Photographie ci-dessous : « François 1er, « Doulce mémoire », dans La Fleur de poésie françoise, recueil joyeux [...] Paris, Alain Lotrian, 1543. BnF, Réserve des livres rares. »

Les photographies suivantes ont été prises dans l'exposition :

Photographie ci-dessous : « Maître de Philippe de Gueldre, Le Compas du Daulphin, vers 1505-1506. »

Photographie ci-dessous : Armure devant un relief représentant une bataille.

Photographies ci-dessous : François 1er. Atelier de Joos van Cleve.

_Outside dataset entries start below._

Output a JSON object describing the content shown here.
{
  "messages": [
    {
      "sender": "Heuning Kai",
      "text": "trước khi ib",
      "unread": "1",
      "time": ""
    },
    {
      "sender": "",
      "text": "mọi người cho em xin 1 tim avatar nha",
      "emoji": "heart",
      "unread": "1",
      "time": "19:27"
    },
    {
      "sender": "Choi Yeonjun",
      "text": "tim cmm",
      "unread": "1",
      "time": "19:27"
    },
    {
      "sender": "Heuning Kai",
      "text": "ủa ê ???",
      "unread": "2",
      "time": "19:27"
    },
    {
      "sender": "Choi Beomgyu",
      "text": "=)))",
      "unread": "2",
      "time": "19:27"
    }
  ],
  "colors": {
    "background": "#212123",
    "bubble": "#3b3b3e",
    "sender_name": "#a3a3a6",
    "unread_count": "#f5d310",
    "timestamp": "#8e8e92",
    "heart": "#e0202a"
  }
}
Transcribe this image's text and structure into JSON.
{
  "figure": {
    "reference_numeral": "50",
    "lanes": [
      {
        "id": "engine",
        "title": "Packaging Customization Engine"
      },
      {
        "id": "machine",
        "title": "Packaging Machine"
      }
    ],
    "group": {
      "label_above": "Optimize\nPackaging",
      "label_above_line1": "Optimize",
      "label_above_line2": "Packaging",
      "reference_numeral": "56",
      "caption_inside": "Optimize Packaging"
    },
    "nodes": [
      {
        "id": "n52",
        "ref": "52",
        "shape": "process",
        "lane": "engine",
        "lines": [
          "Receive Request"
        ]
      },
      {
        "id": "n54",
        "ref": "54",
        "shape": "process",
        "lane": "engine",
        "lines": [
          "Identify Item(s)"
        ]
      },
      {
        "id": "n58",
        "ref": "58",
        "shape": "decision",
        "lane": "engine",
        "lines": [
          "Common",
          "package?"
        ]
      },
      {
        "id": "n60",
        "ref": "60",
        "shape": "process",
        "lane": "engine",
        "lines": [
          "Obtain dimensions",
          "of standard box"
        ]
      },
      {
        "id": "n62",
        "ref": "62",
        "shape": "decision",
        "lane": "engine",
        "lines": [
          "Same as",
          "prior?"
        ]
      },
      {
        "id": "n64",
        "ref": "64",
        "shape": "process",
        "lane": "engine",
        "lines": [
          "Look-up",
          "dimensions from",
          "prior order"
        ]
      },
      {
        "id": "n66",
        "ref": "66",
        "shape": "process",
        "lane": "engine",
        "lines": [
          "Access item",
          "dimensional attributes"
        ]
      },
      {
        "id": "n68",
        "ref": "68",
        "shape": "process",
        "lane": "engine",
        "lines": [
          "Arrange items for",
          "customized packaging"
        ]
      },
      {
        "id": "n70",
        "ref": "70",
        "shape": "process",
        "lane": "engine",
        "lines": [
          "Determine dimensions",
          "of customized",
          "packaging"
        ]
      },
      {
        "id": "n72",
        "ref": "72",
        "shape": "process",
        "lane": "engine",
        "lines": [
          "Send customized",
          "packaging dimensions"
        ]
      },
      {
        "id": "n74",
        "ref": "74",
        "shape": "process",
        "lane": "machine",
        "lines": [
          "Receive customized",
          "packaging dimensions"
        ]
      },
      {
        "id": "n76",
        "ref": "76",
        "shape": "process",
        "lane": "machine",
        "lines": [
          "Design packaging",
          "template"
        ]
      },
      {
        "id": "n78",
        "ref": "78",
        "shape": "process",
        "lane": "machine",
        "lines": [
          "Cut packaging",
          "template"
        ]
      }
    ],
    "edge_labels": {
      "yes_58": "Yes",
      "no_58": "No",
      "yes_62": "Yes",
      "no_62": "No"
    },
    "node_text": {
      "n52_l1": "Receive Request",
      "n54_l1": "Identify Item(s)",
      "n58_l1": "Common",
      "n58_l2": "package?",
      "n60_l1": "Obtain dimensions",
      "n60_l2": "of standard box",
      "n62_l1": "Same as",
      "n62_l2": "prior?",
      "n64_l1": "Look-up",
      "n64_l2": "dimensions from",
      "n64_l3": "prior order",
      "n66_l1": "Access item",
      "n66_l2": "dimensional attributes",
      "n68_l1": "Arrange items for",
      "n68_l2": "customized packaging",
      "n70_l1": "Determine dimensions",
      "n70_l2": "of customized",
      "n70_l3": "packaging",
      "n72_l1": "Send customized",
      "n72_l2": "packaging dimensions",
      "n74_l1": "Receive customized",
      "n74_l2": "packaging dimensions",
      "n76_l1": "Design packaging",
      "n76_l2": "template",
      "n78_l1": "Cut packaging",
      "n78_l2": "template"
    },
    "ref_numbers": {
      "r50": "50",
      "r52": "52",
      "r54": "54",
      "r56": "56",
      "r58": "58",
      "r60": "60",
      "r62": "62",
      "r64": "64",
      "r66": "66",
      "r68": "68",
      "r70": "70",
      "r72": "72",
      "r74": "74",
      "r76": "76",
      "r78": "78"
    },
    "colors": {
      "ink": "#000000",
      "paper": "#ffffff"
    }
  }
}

C. 1530-1540. Première version. Paris, Musée Carnavalet, P. 2214. Ce portrait du roi est, je trouve, émouvant. Il donne une idée de l'esthétique masculine de l'époque, avec ses contrastes marqués, entre : la rigidité de l'habit et la finesse du linge, le raffinement des détails vestimentaires et la virilité du visage, la rigueur de la tenue et la délicatesse de la peau etc.

Photographie ci-dessous : Salamandre couronnée provenant du bas d'une page du Traité de Clyo : épître de Charles VIII à François Ier (1519) de Jean Thénaud. BnF, département des Manuscrits.

Si vous n'avez toujours pas contemplé les fameux grands globes de Louis XIV (voir ici), c'est le moment de profiter de cette exposition pour aller les voir, à quelques mètres de celle-ci, dans la BNF. Une petite présentation les accompagne.